Roubini – and nearly every libertarian economist of the "Austrian" school – has long warned about the coming financial crisis of the West, the first seismic tremors of which we have been experiencing here in America since November 2008. But this is just the beginning: in the short term, unfunded liabilities and the interest on the national debt will account for a whopping 60 percent of GDP, and it won’t be long before it’s 100 percent. When that day comes – or, perhaps, long before it – the worldwide economic meltdown will be paying us a rather unwelcome visit, with consequences that are likely to make Tunisia, Egypt, Yemen, and Greece look like romps in the park.

Our rulers can’t see the locomotive coming down the tracks, even though they’re standing right in its way: they still insist on the myth of "American exceptionalism," which supposedly anoints us with a special destiny and gives us the right to order the world according to our uniquely acquired position of preeminence. Yet that preeminence is increasingly being called into question by the economic facts of reality – and our own refusal to get our financial house in order. Blinded by hubris, and the habit of authority, the political class in America is no different, in essence, from its counterparts in Tunisia and Egypt: corrupt, arrogant, and used to commanding obedience, the Best and the Brightest are prisoners of their own complacency. Unable to comprehend, or sympathize with, the plight of the world’s miserable masses, encased in a bubble where the worst crisis they have to personally face is a broken chair lift at Davos, these preening Louis XIVs and Marie Antoinettes are in for a rude shock.
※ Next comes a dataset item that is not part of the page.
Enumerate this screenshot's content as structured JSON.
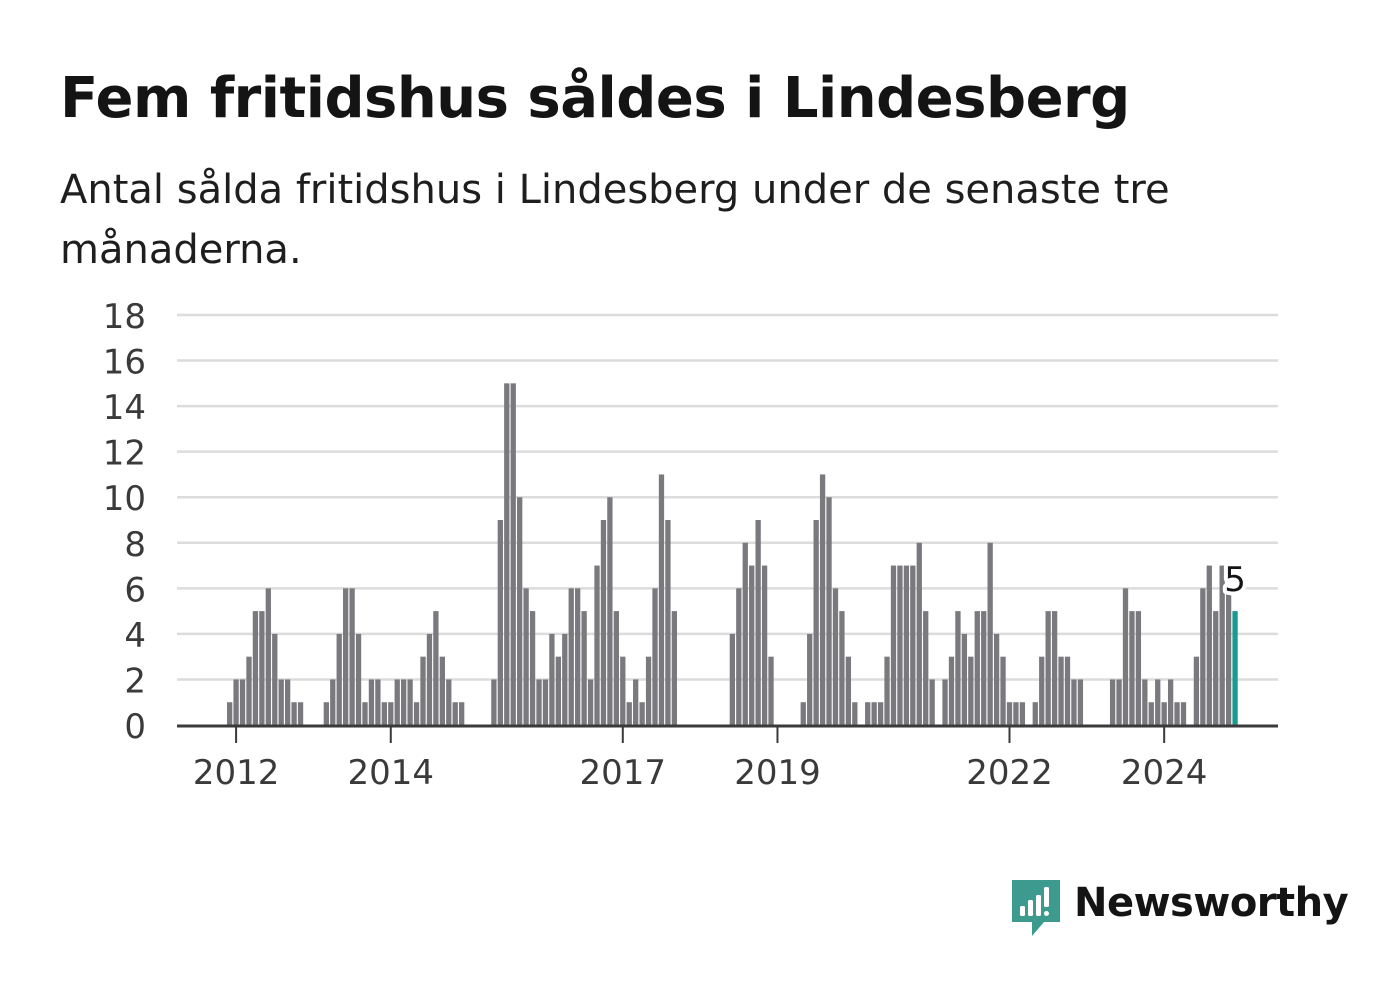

What we are in for, finally, is a radical realignment of power, a vast shift that will break up the political landscape of every country on earth and shatter all the old assumptions. That old Chinese fortune-cookie curse, "May you live in interesting times," is about to come true.
I think Raimundo is probably correct. Those old days of America's global dominance and unparalleled prosperity are just about over. Our economy is now in sharp decline, while those of many other, previously underdeveloped nations such as China, India, and Brazil, are growing. Furthermore, with the internet, mobile phones, and related technological developments producing Facebook and Twitter and other communication marvels, the world's people are no longer going to put up with dictators and oppression. They want freedom and prosperity too.

So hang on to your seats, because the next few days (weeks, years, and decades) are going to be a very interesting ride!!